Martedì 30 Aprile 2024

Il rischio che dobbiamo accettare

Sergio

Gioli

Quanto è pericoloso vivere? O meglio: quale percentuale di rischio siamo disposti ad accettare pur di condurre una vita normale, andare a scuola e al lavoro, al cinema, vedere gli amici, andare in vacanza? Sembrano domande oziose ma non è così. Vivere è pericoloso. Mario Andretti, ex pilota di Formula Uno, scrisse nella sua biografia: "Se hai tutto sotto controllo, vuol dire che stai andando troppo piano". Perché avere tutto sotto controllo è impossibile. Ce ne siamo resi conto negli anni duri della pandemia. Si decise allora di chiudere e di buttare via la chiave, senza badare alle conseguenze. Ma le conseguenze ci sono state, eccome: abbiamo inferto, tutti quanti, un colpo tremendo a un’intera generazione di ragazzi, e prima o poi con questa colpa collettiva dovremo fare i conti. Molte misure erano necessarie? Sì. Abbiamo salvato tante vite? Sì. Ne abbiamo rovinate tante altre? Sì.

Adesso torna la pandemia e tornano le domande: mascherine obbligatorie, limitazioni a eventi e concerti, smart working, Dad. E ci si accapiglia e si discute. Salvo che stavolta a interrogarsi è più la comunità dei virologi che l’opinione pubblica. Loro, i medici, sono spaccati in due fazioni: quelli che è meglio lasciar correre il virus tanto nessuno lo ferma e quelli che bisogna arginarlo a ogni costo con nuove limitazioni. È un dibattito quasi esclusivamente italiano. Nel resto del mondo di Covid non si parla perché si è affermata l’idea che sia un virus endemico, cioè inestirpabile. E se è inestirpabile va combattuto negli ospedali, non nei bar. Quindi campagne vaccinali, medici sul territorio e attenzione ai fragili.

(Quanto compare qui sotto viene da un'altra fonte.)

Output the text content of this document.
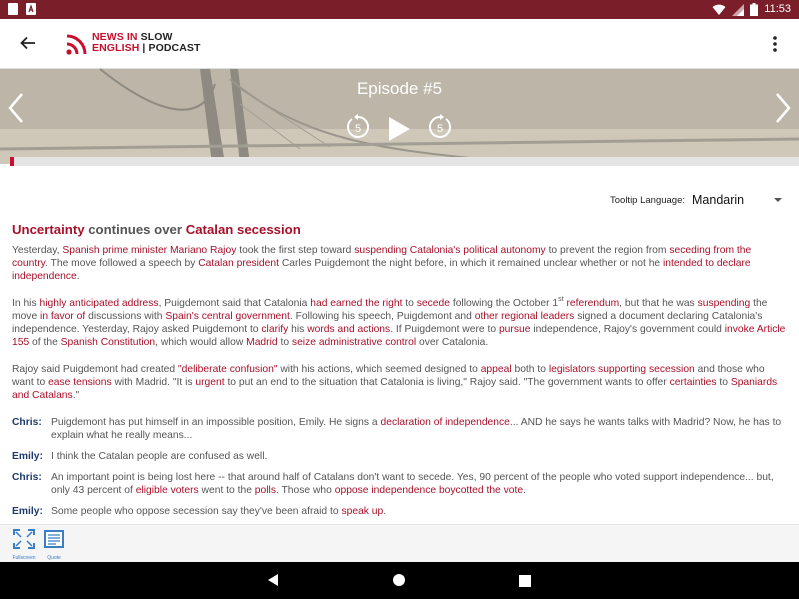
11:53
NEWS IN SLOW
ENGLISH | PODCAST
Episode #5
5	5
Tooltip Language: Mandarin
Uncertainty continues over Catalan secession
Yesterday, Spanish prime minister Mariano Rajoy took the first step toward suspending Catalonia's political autonomy to prevent the region from seceding from the country. The move followed a speech by Catalan president Carles Puigdemont the night before, in which it remained unclear whether or not he intended to declare independence.
In his highly anticipated address, Puigdemont said that Catalonia had earned the right to secede following the October 1st referendum, but that he was suspending the move in favor of discussions with Spain's central government. Following his speech, Puigdemont and other regional leaders signed a document declaring Catalonia's independence. Yesterday, Rajoy asked Puigdemont to clarify his words and actions. If Puigdemont were to pursue independence, Rajoy's government could invoke Article 155 of the Spanish Constitution, which would allow Madrid to seize administrative control over Catalonia.
Rajoy said Puigdemont had created "deliberate confusion" with his actions, which seemed designed to appeal both to legislators supporting secession and those who want to ease tensions with Madrid. "It is urgent to put an end to the situation that Catalonia is living," Rajoy said. "The government wants to offer certainties to Spaniards and Catalans."
Chris: Puigdemont has put himself in an impossible position, Emily. He signs a declaration of independence... AND he says he wants talks with Madrid? Now, he has to explain what he really means...
Emily: I think the Catalan people are confused as well.
Chris: An important point is being lost here -- that around half of Catalans don't want to secede. Yes, 90 percent of the people who voted support independence... but, only 43 percent of eligible voters went to the polls. Those who oppose independence boycotted the vote.
Emily: Some people who oppose secession say they've been afraid to speak up.
Fullscreen	Quote
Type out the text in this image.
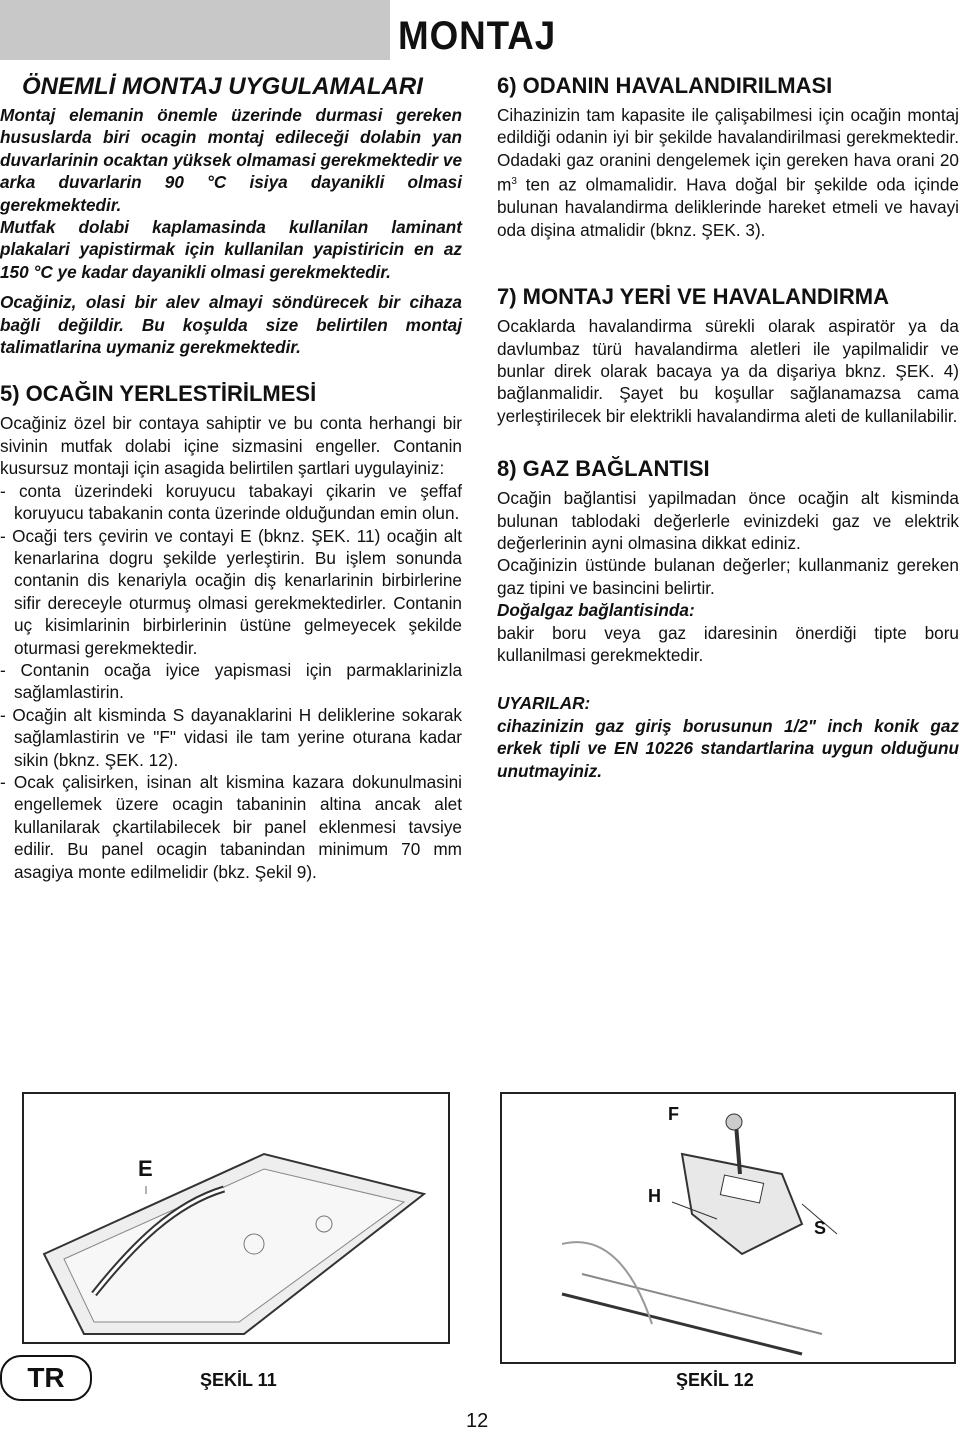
MONTAJ
ÖNEMLİ MONTAJ UYGULAMALARI

Montaj elemanin önemle üzerinde durmasi gereken hususlarda biri ocagin montaj edileceği dolabin yan duvarlarinin ocaktan yüksek olmamasi gerekmektedir ve arka duvarlarin 90 °C isiya dayanikli olmasi gerekmektedir.

Mutfak dolabi kaplamasinda kullanilan laminant plakalari yapistirmak için kullanilan yapistiricin en az 150 °C ye kadar dayanikli olmasi gerekmektedir.

Ocağiniz, olasi bir alev almayi söndürecek bir cihaza bağli değildir. Bu koşulda size belirtilen montaj talimatlarina uymaniz gerekmektedir.

5) OCAĞIN YERLESTİRİLMESİ

Ocağiniz özel bir contaya sahiptir ve bu conta herhangi bir sivinin mutfak dolabi içine sizmasini engeller. Contanin kusursuz montaji için asagida belirtilen şartlari uygulayiniz:

- conta üzerindeki koruyucu tabakayi çikarin ve şeffaf koruyucu tabakanin conta üzerinde olduğundan emin olun.
- Ocaği ters çevirin ve contayi E (bknz. ŞEK. 11) ocağin alt kenarlarina dogru şekilde yerleştirin. Bu işlem sonunda contanin dis kenariyla ocağin diş kenarlarinin birbirlerine sifir dereceyle oturmuş olmasi gerekmektedirler. Contanin uç kisimlarinin birbirlerinin üstüne gelmeyecek şekilde oturmasi gerekmektedir.
- Contanin ocağa iyice yapismasi için parmaklarinizla sağlamlastirin.
- Ocağin alt kisminda S dayanaklarini H deliklerine sokarak sağlamlastirin ve "F" vidasi ile tam yerine oturana kadar sikin (bknz. ŞEK. 12).
- Ocak çalisirken, isinan alt kismina kazara dokunulmasini engellemek üzere ocagin tabaninin altina ancak alet kullanilarak çkartilabilecek bir panel eklenmesi tavsiye edilir. Bu panel ocagin tabanindan minimum 70 mm asagiya monte edilmelidir (bkz. Şekil 9).
6) ODANIN HAVALANDIRILMASI

Cihazinizin tam kapasite ile çalişabilmesi için ocağin montaj edildiği odanin iyi bir şekilde havalandirilmasi gerekmektedir. Odadaki gaz oranini dengelemek için gereken hava orani 20 $m^3$ ten az olmamalidir. Hava doğal bir şekilde oda içinde bulunan havalandirma deliklerinde hareket etmeli ve havayi oda dişina atmalidir (bknz. ŞEK. 3).

7) MONTAJ YERİ VE HAVALANDIRMA

Ocaklarda havalandirma sürekli olarak aspiratör ya da davlumbaz türü havalandirma aletleri ile yapilmalidir ve bunlar direk olarak bacaya ya da dişariya bknz. ŞEK. 4) bağlanmalidir. Şayet bu koşullar sağlanamazsa cama yerleştirilecek bir elektrikli havalandirma aleti de kullanilabilir.

8) GAZ BAĞLANTISI

Ocağin bağlantisi yapilmadan önce ocağin alt kisminda bulunan tablodaki değerlerle evinizdeki gaz ve elektrik değerlerinin ayni olmasina dikkat ediniz.

Ocağinizin üstünde bulanan değerler; kullanmaniz gereken gaz tipini ve basincini belirtir.

Doğalgaz bağlantisinda:

bakir boru veya gaz idaresinin önerdiği tipte boru kullanilmasi gerekmektedir.

UYARILAR:

cihazinizin gaz giriş borusunun 1/2" inch konik gaz erkek tipli ve EN 10226 standartlarina uygun olduğunu unutmayiniz.

E
ŞEKİL 11
F
H
S
ŞEKİL 12
TR
12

Ma tutto questo la gente lo sa già. Il panico di due anni fa è sparito. E allora il messaggio vero da trasmettere è che sì, il pericolo Covid resta alto, ma non può più essere lo Stato a imporre a cittadini-sudditi regole di comportamento. Tocca a ognuno di noi decidere quale percentuale di rischio siamo disposti ad accettare.